I met parents caring for their children in hospitals, and children in HIV support groups in Cameroon, Uganda, South Africa and other settings. But back then, the President’s Emergency Plan for AIDS Relief, or PEPFAR, which was started by George W. Bush, a Republican president, was rapidly scaling up access to HIV prevention and treatment services and there was hope. Today, the number of HIV infections in children has gone down by 60%.

But much of the funding and nuts and bolts of PEPFAR flowed through which agency? USAID. Experts estimate that every day funding is halted, at least 300 children will be needlessly infected due to lack of preventive HIV medications.

And this is the tip of the iceberg: Decades long progress in reducing child deaths from other more common diseases and conditions like pneumonia, malaria, diarrhea, and malnutrition is being erased before our very eyes.

I call on Sen. Van Hollen, Sen. Alsobrooks, and all of our Maryland representatives to fight for restoring foreign aid and protect USAID by championing bills like Rep. Sara Jacob’s Protect U.S. National Security Act and continuing to speak out to safeguard hard won progress in saving lives.

— Lior Miller, Silver Spring

Kudos to Sun for USAID editorial

The editorial board’s editorial about USAID was both compassionate and fact-driven, effectively highlighting the vital role USAID plays for Baltimoreans, the United States, and countries across the globe (“The perilously high cost of shutting down USAID | EDITORIAL,” Feb. 26). Despite representing such a small percentage of the federal budget, USAID achieves an incredible amount of good worldwide.

Efforts to dismantle USAID, especially by Trump and Elon Musk, are not only an overreach but also a shortsighted attempt to address perceived waste in the federal budget.

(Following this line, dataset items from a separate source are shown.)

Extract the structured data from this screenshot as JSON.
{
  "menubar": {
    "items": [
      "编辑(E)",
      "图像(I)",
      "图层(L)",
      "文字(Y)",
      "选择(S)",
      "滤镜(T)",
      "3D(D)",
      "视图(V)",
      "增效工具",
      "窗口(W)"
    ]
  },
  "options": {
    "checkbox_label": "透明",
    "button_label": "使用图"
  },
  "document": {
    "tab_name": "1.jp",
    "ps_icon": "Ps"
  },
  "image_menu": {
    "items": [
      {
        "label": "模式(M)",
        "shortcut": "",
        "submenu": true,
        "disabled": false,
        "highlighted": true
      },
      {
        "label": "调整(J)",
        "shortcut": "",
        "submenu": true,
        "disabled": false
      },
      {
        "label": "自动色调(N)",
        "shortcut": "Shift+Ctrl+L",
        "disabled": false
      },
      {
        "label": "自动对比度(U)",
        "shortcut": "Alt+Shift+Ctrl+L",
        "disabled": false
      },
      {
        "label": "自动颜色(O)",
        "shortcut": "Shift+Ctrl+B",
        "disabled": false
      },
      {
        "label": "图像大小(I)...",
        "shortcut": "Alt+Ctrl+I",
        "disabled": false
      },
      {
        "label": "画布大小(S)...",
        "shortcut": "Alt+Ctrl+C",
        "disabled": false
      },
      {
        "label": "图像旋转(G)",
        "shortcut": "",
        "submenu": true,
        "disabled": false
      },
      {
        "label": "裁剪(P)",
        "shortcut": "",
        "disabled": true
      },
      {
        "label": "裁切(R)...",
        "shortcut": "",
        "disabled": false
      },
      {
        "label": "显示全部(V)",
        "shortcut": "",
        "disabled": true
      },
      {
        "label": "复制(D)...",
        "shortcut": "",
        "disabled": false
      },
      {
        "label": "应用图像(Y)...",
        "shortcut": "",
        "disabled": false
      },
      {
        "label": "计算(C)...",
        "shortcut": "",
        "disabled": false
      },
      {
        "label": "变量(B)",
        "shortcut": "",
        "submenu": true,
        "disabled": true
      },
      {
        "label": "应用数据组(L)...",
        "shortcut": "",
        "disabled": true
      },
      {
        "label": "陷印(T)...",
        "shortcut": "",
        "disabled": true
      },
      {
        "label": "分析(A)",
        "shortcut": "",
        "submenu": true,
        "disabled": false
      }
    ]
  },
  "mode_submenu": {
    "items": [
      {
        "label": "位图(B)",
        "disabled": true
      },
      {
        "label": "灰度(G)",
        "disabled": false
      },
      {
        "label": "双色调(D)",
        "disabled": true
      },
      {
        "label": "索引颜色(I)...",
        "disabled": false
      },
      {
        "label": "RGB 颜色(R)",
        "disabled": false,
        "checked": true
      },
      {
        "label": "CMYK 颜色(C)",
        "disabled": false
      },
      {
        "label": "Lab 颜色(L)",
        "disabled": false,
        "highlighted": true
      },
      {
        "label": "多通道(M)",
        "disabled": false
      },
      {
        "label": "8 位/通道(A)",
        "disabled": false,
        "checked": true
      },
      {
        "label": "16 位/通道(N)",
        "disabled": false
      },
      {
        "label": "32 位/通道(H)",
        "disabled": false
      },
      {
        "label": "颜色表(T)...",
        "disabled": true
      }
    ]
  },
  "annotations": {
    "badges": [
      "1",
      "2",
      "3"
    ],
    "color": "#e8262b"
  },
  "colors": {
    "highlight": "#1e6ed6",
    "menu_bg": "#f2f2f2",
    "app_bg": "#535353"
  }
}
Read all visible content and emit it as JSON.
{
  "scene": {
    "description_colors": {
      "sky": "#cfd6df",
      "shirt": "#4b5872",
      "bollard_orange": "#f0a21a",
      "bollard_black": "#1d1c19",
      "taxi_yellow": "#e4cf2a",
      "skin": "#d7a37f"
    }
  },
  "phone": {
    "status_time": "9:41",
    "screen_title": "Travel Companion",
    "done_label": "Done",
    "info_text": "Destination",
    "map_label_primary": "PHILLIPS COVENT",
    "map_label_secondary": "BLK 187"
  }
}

I urge Sens. Van Hollen and Alsobrooks, and Rep. Olszewski, to work with Congress to fully reinstate and protect USAID. The president does not have the authority to dismantle USAID — Congress does. It was Congress that established USAID, and it is Congress that has the power to safeguard its future.

— Emily Kauffman, Baltimore

RE: Where’s the outrage?

In response to Sen. Bobby Zirkin’s question, (Where’s the outrage over Hamas’ murder of hostages? | GUEST COMMENTARY,” Feb. 24) I would contend that the entire world expressed horror and outrage over the attack on Oct. 7, 2023. But I would also ask where is the outrage when Israeli forces have killed over 65,000 Palestinians, mostly women and children, and reduced their homes to rubble? Where is the outrage when Israel prevents basic supplies such as water and shelter from reaching these same displaced people, causing babies to die of hypothermia? Where is the outrage when Israeli ex-army chief Gallant admits that the Hannibal Directive was deployed on Oct. 7? This directive instructs Israeli forces in the air and on the ground to shoot anything that moves, even their own soldiers and hostages.

I have Jewish heritage and oppose any form of antisemitism, but I cannot condone the Zionist movement to take by brute force land allotted to the Palestinians in international agreements. The rest of the world has recognized Israel’s behavior as genocide and ethnic cleansing, in clear violation of the Geneva Conventions and international law. In addition to the horrors being perpetrated in Gaza, on the West Bank Palestinian families are being forced from their homes on land worked by their great-grandfathers, and more women and children are being killed every day. There is a reason that the International Criminal Court has labeled Netanyahu a war criminal.

Not only is the USA standing by and watching this holocaust, our tax dollars are funding it. I would guess that many Israelis have family members who were victims of the Nazi holocaust — unfortunately, it looks like the abused have become the abusers. Where is the outrage, indeed.